To najlepiej świadczy o tym, że kilkuletnie sprzęty zaczynają być starawe. Brak wyżej wymienionego efektu “wow” doskwiera. Jeszcze rok, dwa lata temu wystarczyła piękna oprawa audiowizualna, by już gra budziła zainteresowanie. Postęp w tym kierunku jednak się zatrzymał. Przyczyna jest prosta: by wycisnąć jeszcze trochę z PlayStation 3 i Xboksa 360 potrzebna jest już olbrzymia programistyczna ekwilibrystyka. Najlepszym przykładem tego jest Mass Effect 2 w wersji na PlayStation 3, która to już oparta jest na “silniku” części trzeciej. Różnią się detale. Nieco ostrzejszy obraz, trochę bardziej realistyczne efekty świetlne i tyle. Pazura mają pokazać Crysis 2 i Rage. I podejrzewam, że to będzie najwięcej, co może udźwignąć konsola obecnej generacji. A my, gracze, zaczynamy się nudzić.
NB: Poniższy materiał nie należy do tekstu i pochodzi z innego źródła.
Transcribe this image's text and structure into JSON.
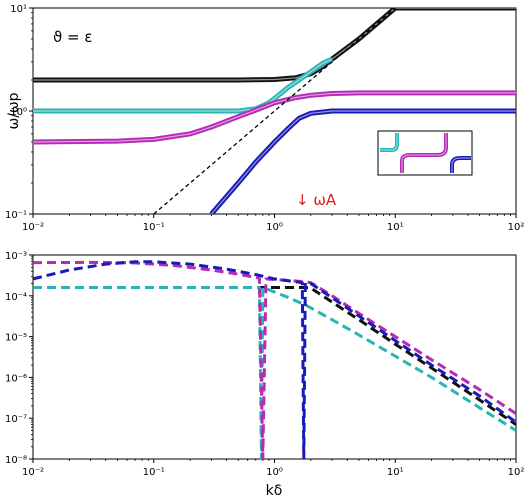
{
  "chart_data": [
    {
      "type": "line",
      "scale": "log-log",
      "ylabel": "ω/ωp",
      "xlim": [
        0.01,
        100
      ],
      "ylim": [
        0.1,
        10
      ],
      "x_ticks": [
        "10⁻²",
        "10⁻¹",
        "10⁰",
        "10¹",
        "10²"
      ],
      "y_ticks": [
        "10⁻¹",
        "10⁰",
        "10¹"
      ],
      "annotation_theta": "ϑ = ε",
      "annotation_omega": "↓ ωA",
      "series": [
        {
          "color": "#111111",
          "style": "solid",
          "x": [
            0.01,
            0.1,
            0.5,
            1,
            1.5,
            2,
            2.5,
            3,
            5,
            10,
            30,
            100
          ],
          "y": [
            2.0,
            2.0,
            2.0,
            2.02,
            2.1,
            2.3,
            2.7,
            3.2,
            5,
            10,
            10,
            10
          ]
        },
        {
          "color": "#2ab5b5",
          "style": "solid",
          "x": [
            0.01,
            0.1,
            0.5,
            0.7,
            0.9,
            1.1,
            1.3,
            1.6,
            2,
            2.5,
            3
          ],
          "y": [
            1.0,
            1.0,
            1.0,
            1.05,
            1.2,
            1.45,
            1.7,
            2.0,
            2.4,
            2.9,
            3.2
          ]
        },
        {
          "color": "#b62ab6",
          "style": "solid",
          "x": [
            0.01,
            0.05,
            0.1,
            0.2,
            0.3,
            0.5,
            0.7,
            1,
            1.5,
            2,
            3,
            5,
            10,
            30,
            100
          ],
          "y": [
            0.5,
            0.51,
            0.53,
            0.6,
            0.7,
            0.88,
            1.02,
            1.2,
            1.35,
            1.42,
            1.48,
            1.5,
            1.5,
            1.5,
            1.5
          ]
        },
        {
          "color": "#1a1ab8",
          "style": "solid",
          "x": [
            0.3,
            0.5,
            0.7,
            1,
            1.3,
            1.6,
            2,
            3,
            5,
            10,
            100
          ],
          "y": [
            0.1,
            0.2,
            0.32,
            0.5,
            0.68,
            0.85,
            0.95,
            1.0,
            1.0,
            1.0,
            1.0
          ]
        },
        {
          "color": "#000000",
          "style": "dashed",
          "x": [
            0.1,
            10
          ],
          "y": [
            0.1,
            10
          ]
        }
      ]
    },
    {
      "type": "line",
      "scale": "log-log",
      "xlabel": "kδ",
      "xlim": [
        0.01,
        100
      ],
      "ylim": [
        1e-08,
        0.001
      ],
      "x_ticks": [
        "10⁻²",
        "10⁻¹",
        "10⁰",
        "10¹",
        "10²"
      ],
      "y_ticks": [
        "10⁻⁸",
        "10⁻⁷",
        "10⁻⁶",
        "10⁻⁵",
        "10⁻⁴",
        "10⁻³"
      ],
      "series": [
        {
          "color": "#111111",
          "style": "dashed",
          "x": [
            0.01,
            0.1,
            1,
            1.5,
            1.8,
            2,
            3,
            5,
            10,
            20,
            50,
            100
          ],
          "y": [
            0.00016,
            0.00016,
            0.00016,
            0.00016,
            0.00016,
            0.000155,
            7e-05,
            2.6e-05,
            6.5e-06,
            1.7e-06,
            2.8e-07,
            7e-08
          ]
        },
        {
          "color": "#2ab5b5",
          "style": "dashed",
          "x": [
            0.01,
            0.1,
            0.5,
            0.7,
            0.75,
            0.78,
            0.8,
            0.9,
            1.2,
            1.8,
            3,
            5,
            10,
            20,
            50,
            100
          ],
          "y": [
            0.00016,
            0.00016,
            0.00016,
            0.00016,
            0.00016,
            1e-08,
            0.00016,
            0.00014,
            0.0001,
            6e-05,
            2.6e-05,
            1.1e-05,
            3.3e-06,
            1e-06,
            1.8e-07,
            5e-08
          ]
        },
        {
          "color": "#b62ab6",
          "style": "dashed",
          "x": [
            0.01,
            0.03,
            0.07,
            0.15,
            0.3,
            0.5,
            0.75,
            0.8,
            0.85,
            1,
            1.5,
            1.8,
            2,
            3,
            5,
            10,
            20,
            50,
            100
          ],
          "y": [
            0.00065,
            0.00066,
            0.00064,
            0.00055,
            0.00043,
            0.00034,
            0.00027,
            1e-08,
            0.00026,
            0.00025,
            0.00023,
            0.00022,
            0.00021,
            0.0001,
            3.7e-05,
            1e-05,
            2.7e-06,
            5e-07,
            1.3e-07
          ]
        },
        {
          "color": "#1a1ab8",
          "style": "dashed",
          "x": [
            0.01,
            0.02,
            0.04,
            0.07,
            0.1,
            0.2,
            0.4,
            0.7,
            1,
            1.5,
            1.7,
            1.75,
            1.8,
            2,
            3,
            5,
            10,
            20,
            50,
            100
          ],
          "y": [
            0.00026,
            0.00043,
            0.0006,
            0.00068,
            0.00068,
            0.0006,
            0.00045,
            0.00033,
            0.00026,
            0.00022,
            0.00021,
            1e-08,
            0.00021,
            0.0002,
            9e-05,
            3.2e-05,
            8e-06,
            2e-06,
            3.5e-07,
            8e-08
          ]
        }
      ]
    }
  ]
}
Oczywiście, oprawa audiowizualna to nie wszystko. Gra, by była świetna, nie może tylko kusić nas świecidełkami. Dlatego coraz częściej duże sukcesy odnoszą gry typu arcade – niedrogie, a niesamowicie grywalne, pomysłowe produkcje. Ilomilo (chłopacy: polecam zagrać to z waszą dziewczyną, będzie zachwycona) czy Limbo to doskonałe przykłady dobrze zrobionych niezależnych gier, które mimo braku multimilionowego budżetu, są co najmniej równie dobre, co rozreklamowane, wysokobudżetowe produkcje.
Mimo tego ja jestem popcornowym chłopakiem. Lubię świecidełka. Lubię rozmach i epickość. Chcę czuć taki sam dreszczyk emocji, jak w przypadku Modern Warfare. Robienie pajacyków przed telewizorem (Move i Kinect) to nie dla mnie zabawa (zresztą, i tak mam za mały pokój, by Kinect zadziałał…). Fajnie, że wyszło już PSP2 na światło dzienne, ale chciałbym jednak Xboksa 720 i PlayStation 4. Nie interesuje mnie powrót do grania na kompie. A coraz mniej interesuje mnie wydawanie 200 zł na grę, która wygląda tak samo i gra się w nią tak samo, jak w poprzednią część. Chcecie zarobić, Microsoft i Sony? Dawajcie coś nowego!